Sarge is the new stable, the migration should be transparent on most installations. For those few installations that are so customised, or that had some kind of problem, they're giving a 12 month period to adjust and migrate.
Debian is not like Windows, you don't have to do a full installation to upgrade you system. The upgrades are a natural path if you keep your systems up-to-date with the repositories. That is one reason I love to use Debian.
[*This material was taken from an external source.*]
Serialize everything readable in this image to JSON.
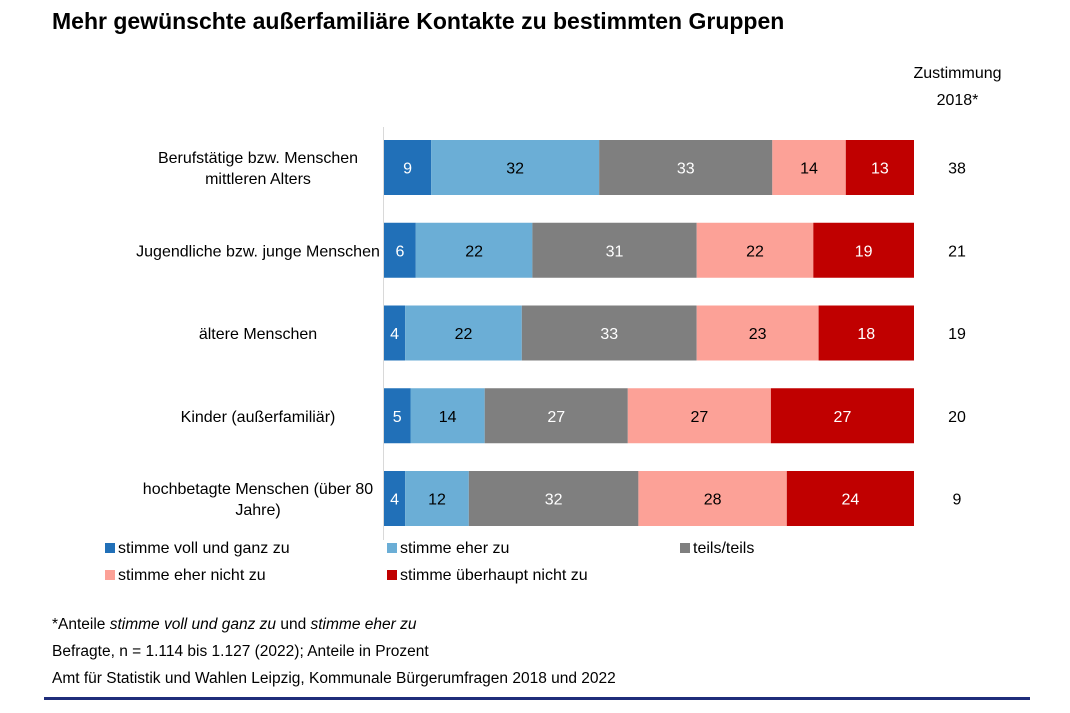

---- You know how some doctors have the Messiah complex - they need to save the world? You've got the "Rubik's" complex
After Sarges release there will be nice new things coming to unstable:
;)
KDE 3.4
GNOME 2.10
gcc 4.0
xorg 6.8.2
python 2.4
Long live Debian
1) It guarantees a clean upgrade path for people still running 3.0.
One of the nice things about Debian is you don't need to reinstall. Most of the problems you experience upgrading testing/unstable every day have been ironed out for anyone attempting the mammoth 3.0->3.1 upgrade.
2) It will continue to do this.
Third party distros come and go. Progeny? Corel? Ubuntu is developing at lightning pace right now, but as it diverges from Debian and acquires legacy maintenance baggage of its own development will slow. Sometimes users are abandoned. I believe this happens frequently to RedHat users.
3) It's really really stable and it's really really big.
Other distros shotgun packages as well as architectures. They're also not necessarily as anal about bugs.
4) It's a concrete base and point of reference for third party distros.
Debian Testing has basically been a slow moving Debian Stable (without Security support) for the whole last year. With the release out the way Testing will become more unstable again for a while and third party distros will likely base their efforts on stable again for a while. It's important for Debian's future that this is made possible.